Travel to the Jerrie Mock Exhibit Dedication · · PAGE 18.
June 17, 2016: I stopped by the Columbus
Airport on Friday afternoon to take this photo of the place where Jerrie's 1964 record
flight began. This hangar was the location of Lane Aviation in 1964. This
photo looking through the airport perimeter fence was the best I could do to show most of
the building as it exists today.
This second photo looks through a gap in the fence at an access gate a little
further south from the photo above. The fuel tanks block the view of the hangar
door.
NetJets has the hangar on the east side of the old Lane Aviation hangar.
This is the view of the main portion of the Columbus Airport. The older
control tower is seen near the left side of the photo. The modern tower is seen at
the right side of this photo is also visible in the Google Earth scenery.
This closer look shows all the new hotels constructed along the airport access
road between the new control tower and the terminal buildings.
Jerrie Mock Exhibit at the Works Museum
If you think the Air & Space Museum has an exhibit about Jerrie Mock, you
are only partly correct. Her Cessna 180 is on display at the Udvar-Hazy Museum near
the Dulles Airport. The Works Museum in Newark, Ohio is an affiliate of the
Smithsonian Museum and has the first hands-on exhibit to provide details of her 1964
flights around the world. That full-size black and white image of Jerrie below was
taken the morning of her departure on the 29-day adventure. This similar aircraft is
open for museum visitors to get a feel of what it was like for Jerrie inside her airplane
on those long flights. This Cessna fuselage with wings is mounted on a stand to save
floor space in the exhibit area as you will see in more photos further down this page.
Here is that original photo from March 19, 1964 prior to her departure from
Columbus Airport.
This display case is in front of the LEFT wing of the Cessna in the exhibit
area. This is the wash & wear drip dry outfit Jerrie wore when she was flying
around the world in 1964. A copy of her original 1970 book about her flight is on
display. You can see those high-heel shoes in the photo above. She always put
them on when she arrived at each stop along her trip.
This interactive computer monitor can show news reel interviews with Jerrie
from 1964 and later as she set other aviation world records. The image seen on the
screen below was taken at the Cairo, Egypt airport before her departure from there.
I noticed one video on this monitor was taken during her arrival in Oakland, California
two days before she flew home to Columbus completing her trip around the world. A
second video interactive computer monitor is under the other wing of the airplane not seen
behind the display case in the photo above. A computer flight simulator is half seen
behind the tall display case. I took these photos on Friday, the day before the
exhibit opened.
The Columbus Dispatch newspaper was a sponsor of the 1964 flight. They posted a story about the opening of the exhibit you can read via this link to a page on their web site:
This is both sides of the card printed for the opening day of the Jerrie Mock
exhibit.
I received this invitation by mail on May 20, 2016.

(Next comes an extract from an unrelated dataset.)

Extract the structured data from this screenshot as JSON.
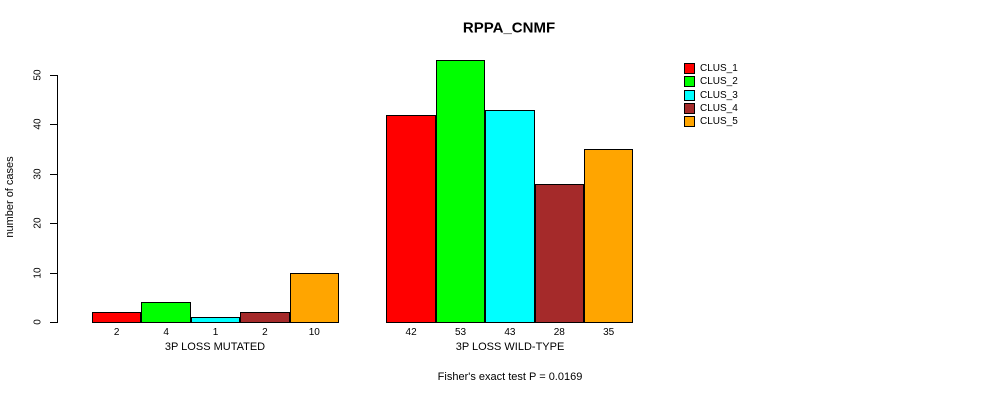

I arrived at the museum at 8 AM Saturday morning to set up my computer in the main meeting room. I started my 15-minute movie of Jerrie's Google Earth departure from the Columbus Airport with accelerated video and some pauses during the flight to Bermuda. The 9-part Windows Media Video files movie repeated a few times until 9 AM. I would also show it one time with narration to start my 10 AM presentation.